Distinct transcripts are present at defined ratios in the spike-in control allowing direct visualization of over and under-representation of transcripts. Within the SIRV spike-ins, the distinct transcripts were largely at equal ratios between kits and sites, though deviation from the expected values is observed (Fig. 5b). The SMARTer Pico kit was particularly susceptible to variation, possibly due to the low total input (1:100th of the other kits), and some transcripts (e.g. purple at 1/4×) show loss of signal in the degraded sample. By comparison, the ERCC spike-ins showed significantly more variability across sites, even within the intact RNA samples (Additional file 5: Figure S4). Overall, the Lexogen and Takara/Clontech RiboGone kits generally had the most consistent and even performance on both the ERCC and SIRV spike-in controls across their test sites for intact samples.

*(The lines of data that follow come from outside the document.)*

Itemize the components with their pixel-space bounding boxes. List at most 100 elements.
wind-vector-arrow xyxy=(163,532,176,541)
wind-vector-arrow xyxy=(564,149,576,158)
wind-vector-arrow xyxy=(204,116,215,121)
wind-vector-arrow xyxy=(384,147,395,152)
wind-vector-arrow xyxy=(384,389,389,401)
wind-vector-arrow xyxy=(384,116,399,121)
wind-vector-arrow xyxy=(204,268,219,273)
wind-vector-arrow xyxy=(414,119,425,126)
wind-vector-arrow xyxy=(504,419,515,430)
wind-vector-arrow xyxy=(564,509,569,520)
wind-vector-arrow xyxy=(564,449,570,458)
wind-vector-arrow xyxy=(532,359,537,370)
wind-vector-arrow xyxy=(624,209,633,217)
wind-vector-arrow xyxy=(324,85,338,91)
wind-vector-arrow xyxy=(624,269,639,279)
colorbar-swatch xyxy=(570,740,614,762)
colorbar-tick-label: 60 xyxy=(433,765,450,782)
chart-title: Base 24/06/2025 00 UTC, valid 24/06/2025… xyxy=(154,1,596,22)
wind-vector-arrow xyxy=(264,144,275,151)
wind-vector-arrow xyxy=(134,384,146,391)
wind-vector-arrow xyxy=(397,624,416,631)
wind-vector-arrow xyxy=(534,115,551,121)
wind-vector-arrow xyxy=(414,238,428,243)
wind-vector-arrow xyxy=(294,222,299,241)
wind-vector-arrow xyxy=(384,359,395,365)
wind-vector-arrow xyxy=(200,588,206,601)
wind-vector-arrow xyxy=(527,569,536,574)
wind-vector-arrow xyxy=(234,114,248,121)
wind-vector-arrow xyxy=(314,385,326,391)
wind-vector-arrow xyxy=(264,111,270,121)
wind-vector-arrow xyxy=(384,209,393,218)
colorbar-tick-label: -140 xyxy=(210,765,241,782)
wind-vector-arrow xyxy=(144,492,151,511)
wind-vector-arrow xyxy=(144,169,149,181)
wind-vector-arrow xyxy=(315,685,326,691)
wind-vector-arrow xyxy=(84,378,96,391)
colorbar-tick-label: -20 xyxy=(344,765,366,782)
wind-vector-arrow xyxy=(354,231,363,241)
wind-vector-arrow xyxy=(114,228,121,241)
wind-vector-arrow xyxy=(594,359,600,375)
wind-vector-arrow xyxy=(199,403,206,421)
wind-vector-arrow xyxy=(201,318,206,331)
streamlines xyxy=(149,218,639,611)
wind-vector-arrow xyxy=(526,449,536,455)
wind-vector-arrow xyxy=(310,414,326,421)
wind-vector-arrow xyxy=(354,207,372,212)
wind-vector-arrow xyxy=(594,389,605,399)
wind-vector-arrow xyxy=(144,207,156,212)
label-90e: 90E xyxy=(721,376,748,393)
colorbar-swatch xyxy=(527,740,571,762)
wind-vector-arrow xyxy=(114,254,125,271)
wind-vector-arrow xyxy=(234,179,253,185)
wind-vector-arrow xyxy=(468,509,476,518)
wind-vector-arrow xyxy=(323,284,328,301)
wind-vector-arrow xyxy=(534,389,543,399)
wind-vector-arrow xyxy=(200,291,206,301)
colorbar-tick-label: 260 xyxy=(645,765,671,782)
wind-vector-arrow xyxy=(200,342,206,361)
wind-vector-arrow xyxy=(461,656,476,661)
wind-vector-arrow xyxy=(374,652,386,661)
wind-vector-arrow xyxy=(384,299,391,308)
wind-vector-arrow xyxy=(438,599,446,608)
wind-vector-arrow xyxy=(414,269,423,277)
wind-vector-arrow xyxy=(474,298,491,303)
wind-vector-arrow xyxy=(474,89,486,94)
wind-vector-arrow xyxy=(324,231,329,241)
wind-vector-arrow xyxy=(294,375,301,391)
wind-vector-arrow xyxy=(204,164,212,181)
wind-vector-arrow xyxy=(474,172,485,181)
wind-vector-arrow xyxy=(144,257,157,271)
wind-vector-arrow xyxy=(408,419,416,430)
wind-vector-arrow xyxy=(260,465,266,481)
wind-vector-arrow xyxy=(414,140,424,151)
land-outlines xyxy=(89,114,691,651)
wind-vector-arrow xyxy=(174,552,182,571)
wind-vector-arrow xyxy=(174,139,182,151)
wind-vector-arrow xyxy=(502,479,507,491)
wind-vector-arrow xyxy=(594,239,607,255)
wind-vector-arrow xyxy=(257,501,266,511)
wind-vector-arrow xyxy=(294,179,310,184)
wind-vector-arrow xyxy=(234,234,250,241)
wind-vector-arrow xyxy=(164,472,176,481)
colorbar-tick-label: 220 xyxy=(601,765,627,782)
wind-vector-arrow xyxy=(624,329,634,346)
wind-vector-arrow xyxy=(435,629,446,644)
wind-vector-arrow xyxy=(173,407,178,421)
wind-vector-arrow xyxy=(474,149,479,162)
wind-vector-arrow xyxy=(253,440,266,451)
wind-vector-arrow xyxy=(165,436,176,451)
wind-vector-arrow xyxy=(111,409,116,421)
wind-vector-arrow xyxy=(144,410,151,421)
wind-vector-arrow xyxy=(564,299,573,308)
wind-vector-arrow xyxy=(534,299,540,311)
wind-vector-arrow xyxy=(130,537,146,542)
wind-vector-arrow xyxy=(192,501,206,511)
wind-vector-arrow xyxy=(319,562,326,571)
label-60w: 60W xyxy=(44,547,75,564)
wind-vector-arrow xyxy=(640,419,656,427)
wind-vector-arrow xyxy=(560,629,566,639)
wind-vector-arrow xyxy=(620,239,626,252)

Using the transcript diversity within the SIRV spike-in control, we further examined the general trends observed with respect to transcript length, GC content, and abundance. The 50 highest expressed SIRV transcripts from the intact samples were individually quantified using STAR/RSEM and the TPMs normalized to the expected frequency of the transcripts. We then compared the normalized frequencies for all of the transcripts highest and lowest quintile for different parameters to look for differences. Randomly selected transcripts show minimal differences (Fig. 5c), nor do we observe biases when the transcripts are sorted by GC percentage or amount of expected transcript (Fig. 5e, f). Transcript length does appear to show a bias, with the longest 10 transcripts (len > 2200 nt) showing lower levels of detection than the shortest transcripts (len < 480 nt, Fig. 5d) and three of the poorest detected transcripts in the SIRVs are in the set of longest transcripts. However, the overall distribution remains very broad and size alone is not predictive of the behavior of the transcript.